【マンガ感想】進撃の巨人 34 / 諌山創

 

 完結。マーレ編以降はよく分からないけどえらいこっちゃみたいな感じで読んでいたのですが、なるほどこうして終わるのかと。全ての出来事が繋がってきたことへの納得感と、嵐の過ぎた後のような寂寥感と、それでも続いていくこれからを感じる最終巻でした。まるで、大きな歴史を見てきたようだなと思います。

この作品、誰が正しくて間違っているかは相対的で、誰しも成功もすれば失敗もして、完璧な人間はおらず、行動の結果で全てが良くなるなんてこともないというのが、貫かれていたように思います。エレンという主人公に地鳴らしで世界を踏み潰す行動に理由があったと分かっても、だからエレンは正しかったとはならず、もし結末が見えてなくても俺は世界を平らにしたと言うし、ミカサのことを聞かれれば情けない姿も見せる。他の人たちも、誰もが格好よかったり愚かだったり、殺しあったり想いあったりする。もちろん、特にエレンとミカサとアルミンはこの物語で特別な立ち位置を占める訳ですが、それでも誰かのことだけを特別扱いはしない、人間のことを高く見積もってはいないし、絶望してもいないバランス感覚を感じました。この物語は、そうやって人間臭い人間たちが生きて、願って、行動して、そうして積み重ねてきたことの結果だから、読み終えて、ああこれは歴史だったと感じるのだと思います。

それから最後まで巨人から自由になることがテーマだったのだなとも。1巻で理不尽な暴力として現れた巨人の居る世界から、巨人を駆逐して壁を越えて自由を求めた物語は、最終巻で始祖ユミルを2000年縛り続けた愛を断ち切って、巨人という呪縛からユミルの民を解放する物語へ。意味合いは全く変わったけれど、始まりと終わりのテーマが同じになるのが良かったです。
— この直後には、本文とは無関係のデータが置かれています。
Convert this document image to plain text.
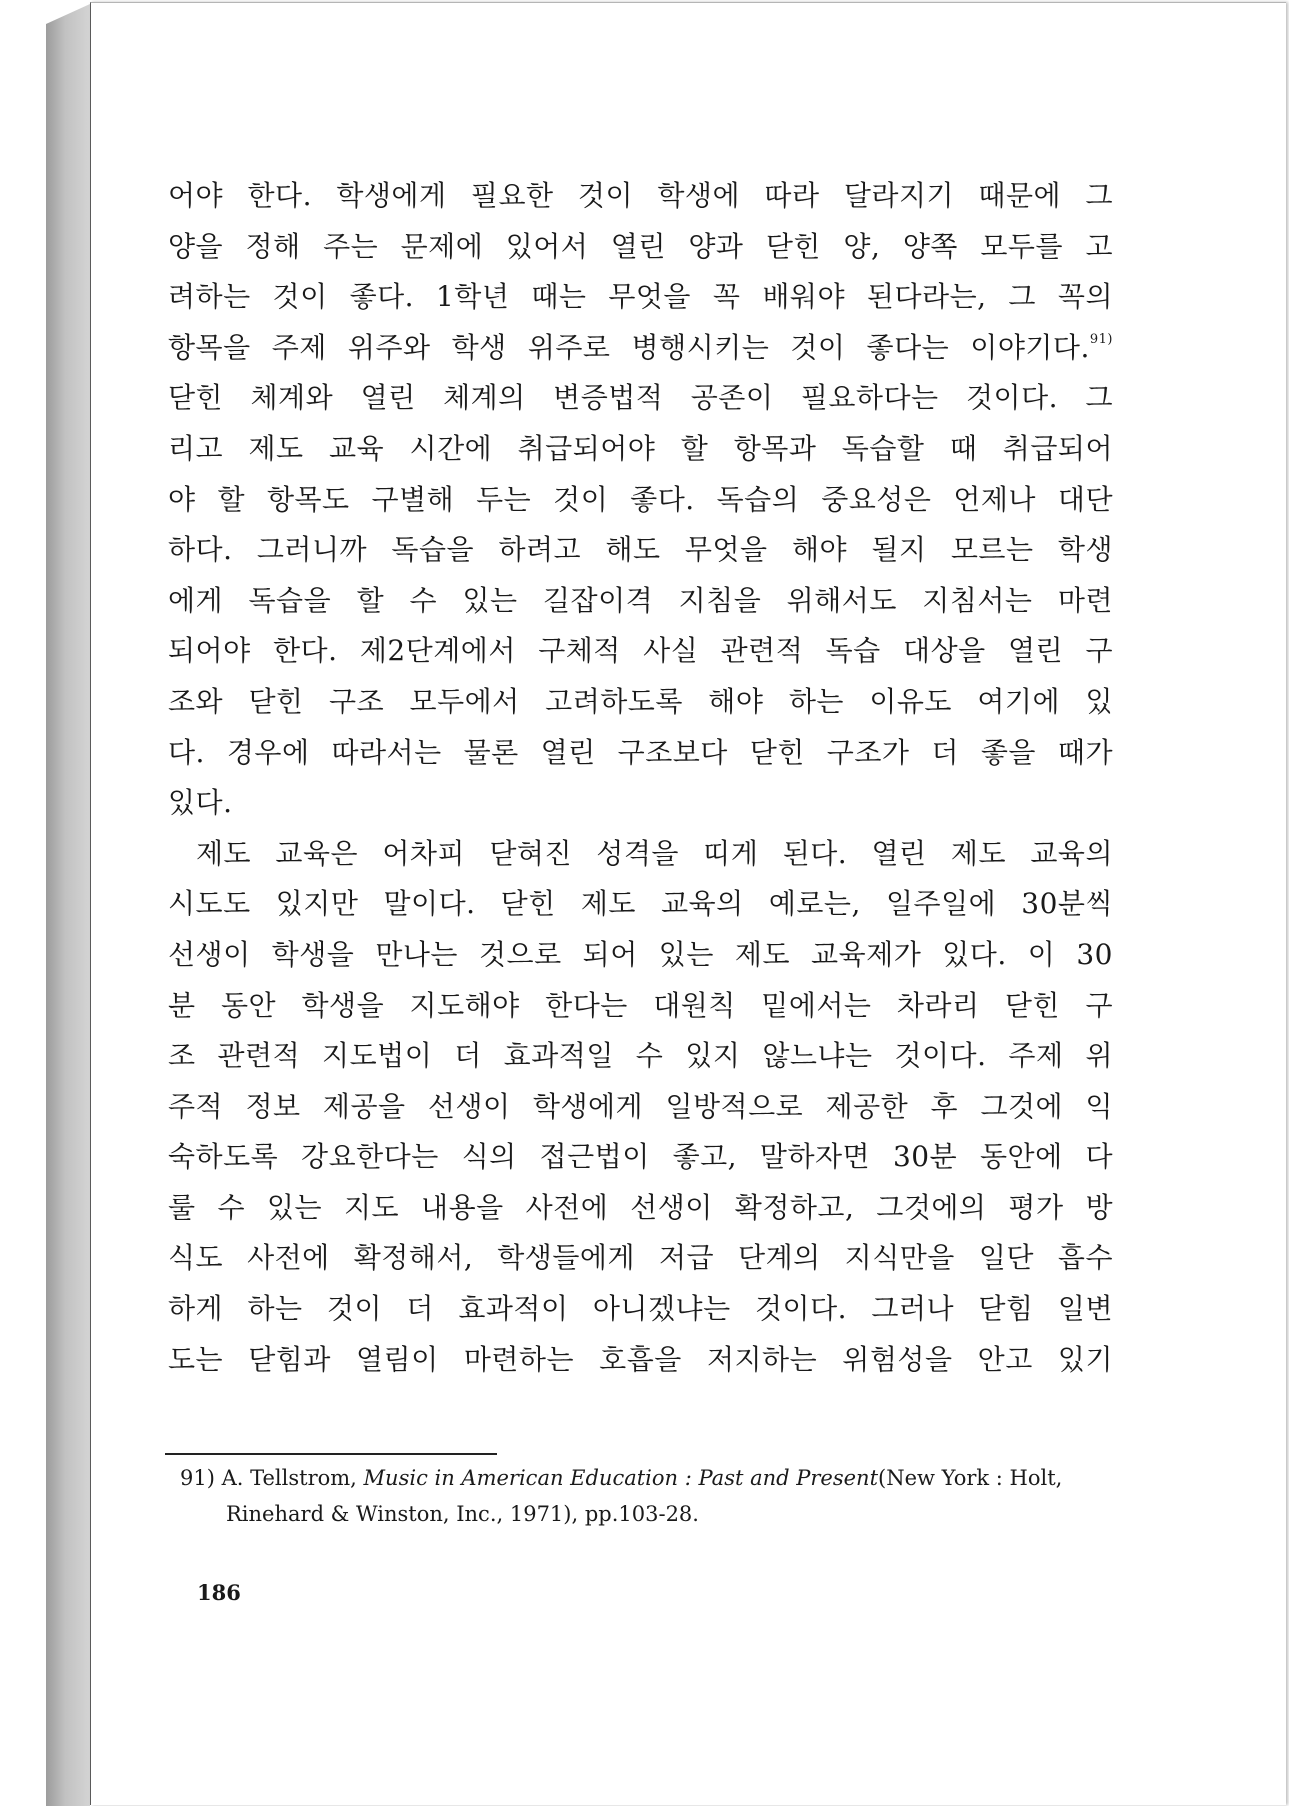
어야 한다. 학생에게 필요한 것이 학생에 따라 달라지기 때문에 그
양을 정해 주는 문제에 있어서 열린 양과 닫힌 양, 양쪽 모두를 고
려하는 것이 좋다. 1학년 때는 무엇을 꼭 배워야 된다라는, 그 꼭의
항목을 주제 위주와 학생 위주로 병행시키는 것이 좋다는 이야기다.$^{91)}$
닫힌 체계와 열린 체계의 변증법적 공존이 필요하다는 것이다. 그
리고 제도 교육 시간에 취급되어야 할 항목과 독습할 때 취급되어
야 할 항목도 구별해 두는 것이 좋다. 독습의 중요성은 언제나 대단
하다. 그러니까 독습을 하려고 해도 무엇을 해야 될지 모르는 학생
에게 독습을 할 수 있는 길잡이격 지침을 위해서도 지침서는 마련
되어야 한다. 제2단계에서 구체적 사실 관련적 독습 대상을 열린 구
조와 닫힌 구조 모두에서 고려하도록 해야 하는 이유도 여기에 있
다. 경우에 따라서는 물론 열린 구조보다 닫힌 구조가 더 좋을 때가
있다.
제도 교육은 어차피 닫혀진 성격을 띠게 된다. 열린 제도 교육의
시도도 있지만 말이다. 닫힌 제도 교육의 예로는, 일주일에 30분씩
선생이 학생을 만나는 것으로 되어 있는 제도 교육제가 있다. 이 30
분 동안 학생을 지도해야 한다는 대원칙 밑에서는 차라리 닫힌 구
조 관련적 지도법이 더 효과적일 수 있지 않느냐는 것이다. 주제 위
주적 정보 제공을 선생이 학생에게 일방적으로 제공한 후 그것에 익
숙하도록 강요한다는 식의 접근법이 좋고, 말하자면 30분 동안에 다
룰 수 있는 지도 내용을 사전에 선생이 확정하고, 그것에의 평가 방
식도 사전에 확정해서, 학생들에게 저급 단계의 지식만을 일단 흡수
하게 하는 것이 더 효과적이 아니겠냐는 것이다. 그러나 닫힘 일변
도는 닫힘과 열림이 마련하는 호흡을 저지하는 위험성을 안고 있기
91) A. Tellstrom, Music in American Education : Past and Present(New York : Holt,
Rinehard & Winston, Inc., 1971), pp.103-28.
186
終盤は連載で追いかけていたのですが、単行本の追加ページが非常に良かったです。始祖ユミルとミカサのシーンはこれがどういう話だったのかがはっきりするし、ラストはもうミカサ……ってなる。それから進撃のスクールカースト。争いは決して無くならないが、見てきたこと語り継がなければならないという、最後のアルミンの言葉に、与太話だった現代編が呼応するというのは、ちょっと思ってもみないところからきたなと思いました。まさにこの物語が歴史であったからこそのものであったなと感じます。